Monday, April 14, 2008

Don't Let Church become Your Potty Chair

By Christine Thackeray

Years ago I had a friend come up to me and tell me that she could potty train any child by the age of twelve months with this wonderful new book she had bought. At the time I had three in diapers and was desperate so I believed her and anxiously borrowed the book. On the appointed day I faced my fourteen month old son armed with various types of Kool-Aid, M&M's and Cheerios for target practice.

By the end of the day both my son and I were in tears and the entire house was covered in pee. I threw away the book and my young son started hiding the potty chair. For months afterwards it would mysteriously disappear either under his bed, in a closet or in the garage. Due to this bad experience he never did use the potty chair and two years later finally began to use the toilet. I believe it took him much longer to master this skill than it otherwise would have because of that awful day.

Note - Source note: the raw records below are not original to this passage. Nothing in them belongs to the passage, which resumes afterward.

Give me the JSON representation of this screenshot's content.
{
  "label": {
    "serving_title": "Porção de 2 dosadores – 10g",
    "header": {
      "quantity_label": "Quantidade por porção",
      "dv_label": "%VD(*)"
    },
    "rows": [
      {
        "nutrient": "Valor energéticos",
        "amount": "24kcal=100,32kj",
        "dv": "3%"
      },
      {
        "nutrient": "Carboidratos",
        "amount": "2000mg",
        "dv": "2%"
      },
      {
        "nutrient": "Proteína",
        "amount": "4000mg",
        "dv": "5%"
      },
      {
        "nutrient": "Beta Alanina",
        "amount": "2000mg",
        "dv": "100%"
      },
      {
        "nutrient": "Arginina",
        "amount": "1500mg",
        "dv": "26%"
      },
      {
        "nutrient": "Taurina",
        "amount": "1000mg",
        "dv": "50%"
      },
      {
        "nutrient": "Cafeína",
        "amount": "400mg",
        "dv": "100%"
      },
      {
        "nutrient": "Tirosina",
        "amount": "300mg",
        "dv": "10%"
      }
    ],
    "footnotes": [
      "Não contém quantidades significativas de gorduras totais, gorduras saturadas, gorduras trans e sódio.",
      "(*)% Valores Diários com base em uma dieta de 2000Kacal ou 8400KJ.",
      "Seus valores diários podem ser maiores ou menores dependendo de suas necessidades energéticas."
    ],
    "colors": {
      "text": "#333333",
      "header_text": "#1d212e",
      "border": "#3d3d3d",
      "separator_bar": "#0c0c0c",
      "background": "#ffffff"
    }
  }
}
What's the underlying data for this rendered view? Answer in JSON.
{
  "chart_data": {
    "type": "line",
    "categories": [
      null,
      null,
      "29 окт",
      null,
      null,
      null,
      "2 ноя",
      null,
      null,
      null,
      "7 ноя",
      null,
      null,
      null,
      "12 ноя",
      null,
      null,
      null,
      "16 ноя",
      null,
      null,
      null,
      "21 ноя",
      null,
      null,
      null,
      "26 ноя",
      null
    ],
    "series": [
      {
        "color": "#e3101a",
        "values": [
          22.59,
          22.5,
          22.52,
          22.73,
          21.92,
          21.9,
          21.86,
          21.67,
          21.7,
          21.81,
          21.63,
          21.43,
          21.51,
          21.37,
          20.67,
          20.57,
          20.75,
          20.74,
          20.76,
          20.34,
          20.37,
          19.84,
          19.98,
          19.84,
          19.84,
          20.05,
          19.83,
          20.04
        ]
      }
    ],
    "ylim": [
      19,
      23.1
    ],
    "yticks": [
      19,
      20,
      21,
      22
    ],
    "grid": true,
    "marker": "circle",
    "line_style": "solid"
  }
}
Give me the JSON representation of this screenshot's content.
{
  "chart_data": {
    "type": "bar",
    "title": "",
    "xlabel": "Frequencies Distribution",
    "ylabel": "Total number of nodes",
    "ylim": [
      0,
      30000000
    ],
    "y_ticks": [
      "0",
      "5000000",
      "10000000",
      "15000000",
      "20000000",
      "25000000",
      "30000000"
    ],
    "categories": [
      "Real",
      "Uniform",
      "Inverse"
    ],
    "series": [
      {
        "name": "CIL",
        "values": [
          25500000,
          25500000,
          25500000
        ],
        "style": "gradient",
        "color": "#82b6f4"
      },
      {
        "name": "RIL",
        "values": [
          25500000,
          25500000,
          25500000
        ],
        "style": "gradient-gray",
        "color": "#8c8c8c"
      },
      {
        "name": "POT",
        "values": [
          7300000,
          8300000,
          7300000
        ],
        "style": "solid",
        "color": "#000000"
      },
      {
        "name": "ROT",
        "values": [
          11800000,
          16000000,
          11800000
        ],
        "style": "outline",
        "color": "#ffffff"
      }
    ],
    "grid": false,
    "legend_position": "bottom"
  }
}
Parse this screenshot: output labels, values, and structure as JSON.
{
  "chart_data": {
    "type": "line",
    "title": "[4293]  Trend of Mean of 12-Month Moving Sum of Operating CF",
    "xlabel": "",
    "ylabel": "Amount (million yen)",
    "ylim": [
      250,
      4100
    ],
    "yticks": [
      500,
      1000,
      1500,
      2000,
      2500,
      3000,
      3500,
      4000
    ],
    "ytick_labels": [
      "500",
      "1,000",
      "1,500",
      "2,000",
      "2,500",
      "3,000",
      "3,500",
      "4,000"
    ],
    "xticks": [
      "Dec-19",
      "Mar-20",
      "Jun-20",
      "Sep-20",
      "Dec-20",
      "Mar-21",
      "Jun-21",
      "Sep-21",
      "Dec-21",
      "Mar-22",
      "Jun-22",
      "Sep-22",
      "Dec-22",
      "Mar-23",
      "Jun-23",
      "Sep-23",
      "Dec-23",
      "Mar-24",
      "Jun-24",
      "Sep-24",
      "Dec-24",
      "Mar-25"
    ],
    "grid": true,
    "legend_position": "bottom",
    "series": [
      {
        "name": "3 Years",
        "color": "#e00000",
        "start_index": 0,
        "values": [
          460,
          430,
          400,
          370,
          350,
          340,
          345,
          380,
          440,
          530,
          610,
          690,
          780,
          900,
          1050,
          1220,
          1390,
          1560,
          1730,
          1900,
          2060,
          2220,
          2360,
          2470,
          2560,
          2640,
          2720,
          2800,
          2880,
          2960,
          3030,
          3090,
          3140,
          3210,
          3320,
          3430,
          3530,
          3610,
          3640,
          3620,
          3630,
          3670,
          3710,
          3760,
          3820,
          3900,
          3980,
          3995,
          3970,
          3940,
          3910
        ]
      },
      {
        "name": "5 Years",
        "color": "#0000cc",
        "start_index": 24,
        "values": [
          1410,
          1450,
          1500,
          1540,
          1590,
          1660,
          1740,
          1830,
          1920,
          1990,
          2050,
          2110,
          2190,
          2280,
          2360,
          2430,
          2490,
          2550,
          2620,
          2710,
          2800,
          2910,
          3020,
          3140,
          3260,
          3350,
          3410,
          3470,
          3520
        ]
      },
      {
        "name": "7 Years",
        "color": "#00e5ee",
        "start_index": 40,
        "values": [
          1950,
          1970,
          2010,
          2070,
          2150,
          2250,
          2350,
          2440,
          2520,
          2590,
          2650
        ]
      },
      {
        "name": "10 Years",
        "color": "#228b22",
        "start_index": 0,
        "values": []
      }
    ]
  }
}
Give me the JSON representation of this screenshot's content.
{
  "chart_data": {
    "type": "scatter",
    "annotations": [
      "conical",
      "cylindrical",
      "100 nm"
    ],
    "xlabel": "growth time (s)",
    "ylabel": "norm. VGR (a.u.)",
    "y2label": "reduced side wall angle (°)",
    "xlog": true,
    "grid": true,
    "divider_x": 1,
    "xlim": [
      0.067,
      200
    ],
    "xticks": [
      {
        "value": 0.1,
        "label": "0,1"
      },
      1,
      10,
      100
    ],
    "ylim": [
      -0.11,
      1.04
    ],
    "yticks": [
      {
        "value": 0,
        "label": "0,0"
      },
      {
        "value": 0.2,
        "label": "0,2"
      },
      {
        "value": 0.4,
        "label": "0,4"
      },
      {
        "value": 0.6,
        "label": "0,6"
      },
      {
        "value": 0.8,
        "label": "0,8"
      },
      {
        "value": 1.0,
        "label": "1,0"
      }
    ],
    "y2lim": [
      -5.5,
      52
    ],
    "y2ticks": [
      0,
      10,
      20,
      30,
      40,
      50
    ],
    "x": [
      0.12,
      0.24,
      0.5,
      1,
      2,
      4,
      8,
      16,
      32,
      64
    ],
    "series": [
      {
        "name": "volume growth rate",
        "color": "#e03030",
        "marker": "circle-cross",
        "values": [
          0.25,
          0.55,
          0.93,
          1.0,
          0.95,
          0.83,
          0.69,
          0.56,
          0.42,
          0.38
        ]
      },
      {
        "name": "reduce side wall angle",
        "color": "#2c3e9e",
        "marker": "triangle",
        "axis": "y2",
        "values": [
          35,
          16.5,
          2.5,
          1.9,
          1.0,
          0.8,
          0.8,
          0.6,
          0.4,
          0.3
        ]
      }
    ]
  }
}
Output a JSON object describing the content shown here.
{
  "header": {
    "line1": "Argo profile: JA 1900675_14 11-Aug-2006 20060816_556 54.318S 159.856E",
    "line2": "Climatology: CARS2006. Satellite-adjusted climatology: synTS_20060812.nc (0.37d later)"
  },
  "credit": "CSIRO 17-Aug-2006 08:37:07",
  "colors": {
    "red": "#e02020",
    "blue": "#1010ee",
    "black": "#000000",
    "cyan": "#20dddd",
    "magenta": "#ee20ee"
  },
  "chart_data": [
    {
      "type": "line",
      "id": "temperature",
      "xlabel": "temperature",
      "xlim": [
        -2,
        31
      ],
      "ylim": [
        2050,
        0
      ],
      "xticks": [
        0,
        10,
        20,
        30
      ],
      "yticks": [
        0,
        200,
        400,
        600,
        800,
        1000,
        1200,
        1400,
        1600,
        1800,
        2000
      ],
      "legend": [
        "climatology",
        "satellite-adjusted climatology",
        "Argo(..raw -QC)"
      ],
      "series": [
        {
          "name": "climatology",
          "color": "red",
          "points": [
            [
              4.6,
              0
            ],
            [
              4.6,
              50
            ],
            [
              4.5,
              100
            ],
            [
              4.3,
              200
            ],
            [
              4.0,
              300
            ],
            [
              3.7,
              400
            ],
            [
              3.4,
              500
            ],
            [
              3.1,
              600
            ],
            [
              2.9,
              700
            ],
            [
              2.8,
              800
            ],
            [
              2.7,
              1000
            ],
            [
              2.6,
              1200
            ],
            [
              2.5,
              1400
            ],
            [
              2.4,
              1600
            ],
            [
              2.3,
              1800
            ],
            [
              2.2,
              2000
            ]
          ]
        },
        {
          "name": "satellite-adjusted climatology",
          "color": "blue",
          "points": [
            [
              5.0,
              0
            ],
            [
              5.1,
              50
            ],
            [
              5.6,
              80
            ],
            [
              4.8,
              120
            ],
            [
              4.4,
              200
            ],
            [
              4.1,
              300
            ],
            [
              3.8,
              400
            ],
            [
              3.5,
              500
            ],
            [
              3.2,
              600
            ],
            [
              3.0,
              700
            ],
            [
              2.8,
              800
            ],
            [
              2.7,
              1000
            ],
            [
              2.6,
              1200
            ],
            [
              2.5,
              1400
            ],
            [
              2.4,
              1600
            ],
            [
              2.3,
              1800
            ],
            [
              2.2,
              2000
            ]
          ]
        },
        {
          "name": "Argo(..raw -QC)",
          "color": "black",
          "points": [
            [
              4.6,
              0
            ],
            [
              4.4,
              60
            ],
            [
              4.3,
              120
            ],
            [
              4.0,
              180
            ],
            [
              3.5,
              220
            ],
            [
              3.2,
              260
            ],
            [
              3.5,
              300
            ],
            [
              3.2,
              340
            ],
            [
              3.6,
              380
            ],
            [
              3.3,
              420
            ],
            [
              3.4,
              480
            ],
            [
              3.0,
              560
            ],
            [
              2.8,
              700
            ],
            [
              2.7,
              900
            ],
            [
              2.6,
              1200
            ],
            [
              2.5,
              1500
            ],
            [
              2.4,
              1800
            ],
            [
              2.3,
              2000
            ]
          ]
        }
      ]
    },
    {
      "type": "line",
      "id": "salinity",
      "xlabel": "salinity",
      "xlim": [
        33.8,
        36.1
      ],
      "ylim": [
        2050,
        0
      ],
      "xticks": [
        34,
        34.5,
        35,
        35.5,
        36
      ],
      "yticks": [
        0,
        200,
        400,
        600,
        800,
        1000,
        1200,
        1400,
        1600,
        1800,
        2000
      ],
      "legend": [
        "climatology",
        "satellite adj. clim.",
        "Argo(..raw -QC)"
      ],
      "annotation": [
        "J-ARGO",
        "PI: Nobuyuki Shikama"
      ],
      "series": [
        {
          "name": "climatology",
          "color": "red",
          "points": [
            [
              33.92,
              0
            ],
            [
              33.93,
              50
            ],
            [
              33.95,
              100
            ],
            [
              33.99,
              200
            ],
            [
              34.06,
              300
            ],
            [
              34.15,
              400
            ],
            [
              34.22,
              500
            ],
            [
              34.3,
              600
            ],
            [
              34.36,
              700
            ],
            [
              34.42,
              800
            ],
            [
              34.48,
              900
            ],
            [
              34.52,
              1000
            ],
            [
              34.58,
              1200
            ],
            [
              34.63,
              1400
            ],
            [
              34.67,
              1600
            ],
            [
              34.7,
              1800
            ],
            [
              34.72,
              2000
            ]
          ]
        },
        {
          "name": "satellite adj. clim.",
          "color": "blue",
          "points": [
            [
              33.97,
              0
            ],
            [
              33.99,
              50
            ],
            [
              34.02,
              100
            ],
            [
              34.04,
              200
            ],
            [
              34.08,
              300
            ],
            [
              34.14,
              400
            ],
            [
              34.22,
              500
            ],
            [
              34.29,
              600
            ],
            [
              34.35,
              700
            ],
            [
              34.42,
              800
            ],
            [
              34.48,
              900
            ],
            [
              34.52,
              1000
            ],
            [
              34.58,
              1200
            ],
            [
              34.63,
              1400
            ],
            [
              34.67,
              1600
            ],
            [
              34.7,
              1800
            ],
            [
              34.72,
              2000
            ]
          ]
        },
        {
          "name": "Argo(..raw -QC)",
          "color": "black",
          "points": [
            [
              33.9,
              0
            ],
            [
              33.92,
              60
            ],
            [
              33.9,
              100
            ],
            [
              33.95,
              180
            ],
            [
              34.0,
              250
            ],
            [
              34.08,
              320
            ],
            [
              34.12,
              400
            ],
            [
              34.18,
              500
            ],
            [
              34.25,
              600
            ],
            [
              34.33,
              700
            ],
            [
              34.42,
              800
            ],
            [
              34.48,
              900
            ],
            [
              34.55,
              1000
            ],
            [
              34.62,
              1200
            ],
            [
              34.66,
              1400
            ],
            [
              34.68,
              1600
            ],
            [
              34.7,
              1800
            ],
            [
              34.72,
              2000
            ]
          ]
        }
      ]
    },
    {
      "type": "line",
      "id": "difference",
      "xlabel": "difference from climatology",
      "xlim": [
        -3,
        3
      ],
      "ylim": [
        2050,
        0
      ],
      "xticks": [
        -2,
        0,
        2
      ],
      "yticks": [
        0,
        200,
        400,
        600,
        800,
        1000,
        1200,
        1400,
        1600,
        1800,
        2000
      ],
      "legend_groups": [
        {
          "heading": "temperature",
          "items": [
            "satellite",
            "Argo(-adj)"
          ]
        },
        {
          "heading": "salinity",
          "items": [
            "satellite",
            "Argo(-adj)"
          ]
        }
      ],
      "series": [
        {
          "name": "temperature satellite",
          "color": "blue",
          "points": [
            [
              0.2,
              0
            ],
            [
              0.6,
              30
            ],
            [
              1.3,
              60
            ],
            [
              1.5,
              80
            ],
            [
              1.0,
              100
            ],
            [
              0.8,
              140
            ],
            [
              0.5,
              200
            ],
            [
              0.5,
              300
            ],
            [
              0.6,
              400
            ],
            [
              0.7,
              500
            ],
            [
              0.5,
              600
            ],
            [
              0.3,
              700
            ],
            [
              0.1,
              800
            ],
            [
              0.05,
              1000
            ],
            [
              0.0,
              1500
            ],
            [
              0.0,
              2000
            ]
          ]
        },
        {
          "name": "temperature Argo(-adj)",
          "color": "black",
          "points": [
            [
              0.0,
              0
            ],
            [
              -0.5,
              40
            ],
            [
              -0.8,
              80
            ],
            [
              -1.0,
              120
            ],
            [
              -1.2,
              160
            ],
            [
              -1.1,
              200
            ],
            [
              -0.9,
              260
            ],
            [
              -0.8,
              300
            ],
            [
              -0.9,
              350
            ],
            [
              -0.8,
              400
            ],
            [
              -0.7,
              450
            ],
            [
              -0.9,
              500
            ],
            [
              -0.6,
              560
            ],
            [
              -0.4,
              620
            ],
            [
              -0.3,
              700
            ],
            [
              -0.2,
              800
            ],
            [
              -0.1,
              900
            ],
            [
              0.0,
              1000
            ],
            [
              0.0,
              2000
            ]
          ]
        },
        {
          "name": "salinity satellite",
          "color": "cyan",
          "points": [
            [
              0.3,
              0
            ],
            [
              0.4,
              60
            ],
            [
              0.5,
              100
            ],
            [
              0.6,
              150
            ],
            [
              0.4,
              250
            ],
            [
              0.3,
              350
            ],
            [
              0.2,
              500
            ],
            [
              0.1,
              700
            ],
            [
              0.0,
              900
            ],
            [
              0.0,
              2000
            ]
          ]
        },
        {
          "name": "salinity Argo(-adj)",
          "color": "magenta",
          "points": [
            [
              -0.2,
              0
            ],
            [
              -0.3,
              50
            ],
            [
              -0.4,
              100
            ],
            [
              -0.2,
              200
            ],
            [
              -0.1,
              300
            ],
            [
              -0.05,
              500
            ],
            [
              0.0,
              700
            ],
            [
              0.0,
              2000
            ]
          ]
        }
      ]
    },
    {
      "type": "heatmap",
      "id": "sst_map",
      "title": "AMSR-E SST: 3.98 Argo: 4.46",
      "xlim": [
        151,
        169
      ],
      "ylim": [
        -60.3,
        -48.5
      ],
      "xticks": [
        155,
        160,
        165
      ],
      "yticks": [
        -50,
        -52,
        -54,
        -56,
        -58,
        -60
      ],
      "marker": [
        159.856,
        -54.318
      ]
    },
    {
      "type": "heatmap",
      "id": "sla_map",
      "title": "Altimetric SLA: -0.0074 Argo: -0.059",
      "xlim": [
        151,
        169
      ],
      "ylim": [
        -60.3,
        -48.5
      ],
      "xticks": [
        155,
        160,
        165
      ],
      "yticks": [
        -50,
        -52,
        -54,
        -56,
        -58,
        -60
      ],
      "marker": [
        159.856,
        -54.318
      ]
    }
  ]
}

Recently we have been given a lot of direction from church leaders about our families. As parents we must encourage our children to do many good things but we need to be sensitive of what they are ready for. I have a son (not the same one) who recently hated Stake Dances. At first I was inclined to force him to go but then I backed off, not wanting the church to become his potty chair. As he has gotten to know more people in the stake, I've watched his attitude slowly change and now he enjoys them.

Parenting is difficult. If we push too hard, we can sometimes do just the opposite of what we intend. We need to teach our children but also respect their agency so that the church doesn't become their potty chair.

AND as authors don't write books that make outlandish claims about simple solutions to complex issues or I may just have to come, hunt you down and attack you with M&M's and Kool-Aid.

7 comments:

Marcia Mickelson said...

We're going through the whole potty training right now. Thanks to your post, I won't even think about Kool Aid. I agree with your advice thought. Each child is different, and I think that forcing them to do things that we think are right for them can backfire sometimes.

Kerry Blair said...

I had to read the post if only because of the title! (Will you name my next book?) Loved it! You're very wise. If there's one thing I learned from parenting four kids through the terrible twos and terrifying teens, it's to choose as few battles as possible -- and those very carefully.

Emily said...

Loved your post! I had the exact same exhausting experience in potty training my daughter (we were also following the advice in a book my neighbor suggested.) I finally laid off and decided to never "push" the potty training thing on another child. My second daughter was successfully potty trained last Friday and I hardly did a thing--we had a much better experience. I liked how you compared potty training to church--you make a very valid point.

Rebecca Talley said...

You make me laugh. I agree with you. I've never forced the potty training issue. They'll potty train when they're ready and I'd sure rather change diapers for a while longer than the contents of one all over the house!

Tamster said...

Amen, Rebecca!!! :-)

Kimberly Jensen said...

It took us four years with each of our boys...it felt like eternity. I love your analogy...I'll come with you with the M&M's and Koolaid!! I have a son that has never "been by the book" and never will be..but he has been a blessing and a joy and I wouldn't change him a bit.

Randal S. Chase said...

Amen to everything you said. If there were absolute formulas for raising perfect children, then our Heavenly Father would not have lost 1/3 of his to their own agency. I have a wayward child who I love with all my heart. That's my part--to love them. Our Father (their Father) will teach them. And between us, we will give them every opportunity to return. In the meantime, my goal is to make sure they know that my love is not conditional.